Saturday, February 4, 2017

A Dog's Purpose: A Review.

I had been wanting to see A Dog's Purpose since I first saw the trailer before Christmas. I have not read the book, because I have a hard time reading sad animal books. The movies are easier because I can just sit and cry if I need to. Reading is hard when you're crying, which is why I have yet to get past page one of The Art of Racing in the Rain.

Anyway, I decided today that I would see A Dog's Purpose. The theatre had more people in it than I usually have in the movies I've gone to here in town, and I was surprised by the number of children, considering this was a movie with a dog that dies over and over.

There are no spoilers, this detailed description is in the first five minutes, so that doesn't count as spoilers.



So, the film starts with a puppy being born. Cute, right? Until it gets picked up by animal control and euthanized (you don't actually see that part). Then his spirit goes into a puppy at a puppy mill. The puppy is overlooked, but escapes and is picked up by two guys that decide to sell it. They take him, but leave him in their truck where he starts to die of heat stroke. This is where the main character finds him, and his heroic mother opens breaks the window and they take him home, NOT THE VET, and lay him on the ground until he comes around. At this point I'm not loving the movie, to be honest.

After this, the movie improves greatly. It alternates between heartwarming, heartbreaking, and laugh out loud funny. Each different version of the dog's life is touching, but sad at times, because not all of his lives are as happy as his life with his boy was. I cried each time he died, which was four times in total. The ending was not a surprise, because the trailer gave it away, but it was touching how it happened.

While it was a decent film, and poignant, it's not one that I will ever feel the need to watch again, most likely. I would probably recommend it animal lovers. I overheard several little girls say how much they liked it when it was over as they were leaving the theatre, which surprised me a little as it was a slow mosey of a drama, and not what I would imagine kids would enjoy. 
 

Thursday, February 2, 2017

Twenty One.

My daughter turned 21 on February 1st.

We Skyped the weekend before, and we Facebook messaged on the day of. We have a Skype date in a few weeks. But it's not the same. Due to our circumstances we'll always be apart. Even if money were no issue, we will never be able to be in the same country for more than six months at a time. It's a heartbreaking fact, as one never knows the future, or how long we'll have together.

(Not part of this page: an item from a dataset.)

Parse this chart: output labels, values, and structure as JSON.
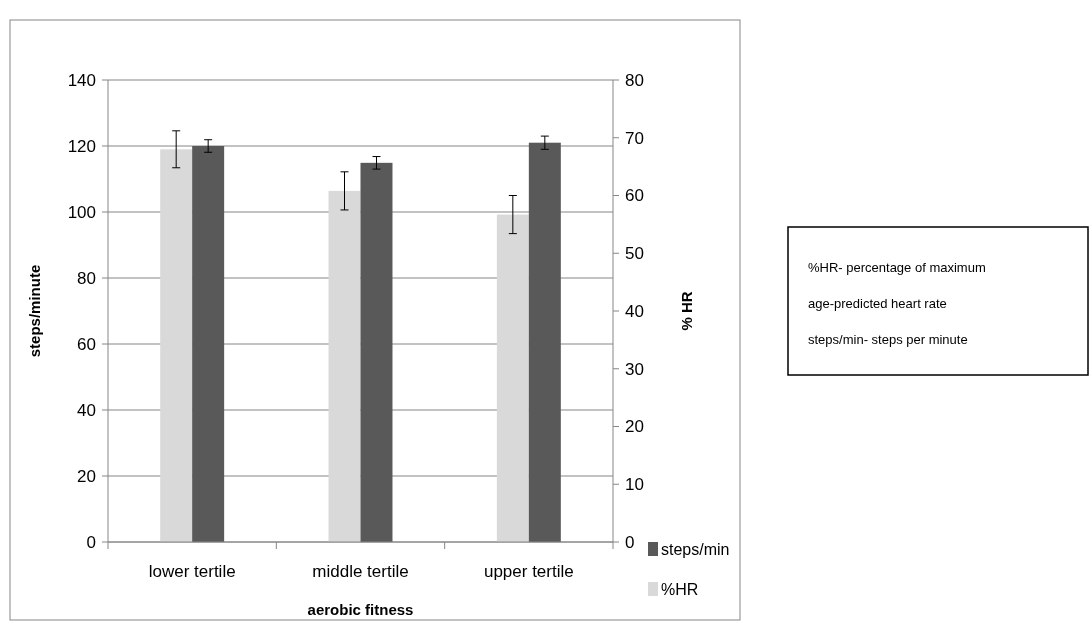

Today was a pretty crappy day. There was no one specific thing, just a bunch of little things that added up to a crappy day. By the time I got home from work I was ready for a beer (or three). I changed into jammies and drank my dinner while writing it all out for Briony to read when she got up. The act of writing out what happened today and how I feel made me feel better. Knowing that she will get it and support me no matter what helps. The amazing thing about my relationship with my daughter is that she is my best friend.

We struggled over the years.
I started as a stranger that moved into her house and made a bunch of rules, but enriched her life.
We moved to Virginia and I fully became head of the household, but there were growing pains.
She moved to Wyoming and we had an amazing long distance relationship with twice a year visits.
I moved to Wyoming and we became roommates and we struggled. 90% of the time we were great, but teenagers are not easy, and we teetered on the edge of good and bad for a while.
She moved away and I thought she might be lost forever, but things weren't really easier away from me, and we became close again.
Over the last three years that she's been gone, we've gone from mother and daughter to best friend and confidant. We've shared some of the most intimate details of our lives. We've shared our feelings and our dreams. We really can (and do) tell each other everything, and I am so grateful for that relationship.

Even though we'll never be able to live in the same town (or country), we don't need to. We are family and distance doesn't change that. I have been so blessed to have become her (and Cale's) mom. I am a better person for this different kind of love that I have been lucky enough to experience.

Happy Birthday, again, my dear daughter. I hope that this year is your best yet, and each one after is subsequently better. I love you.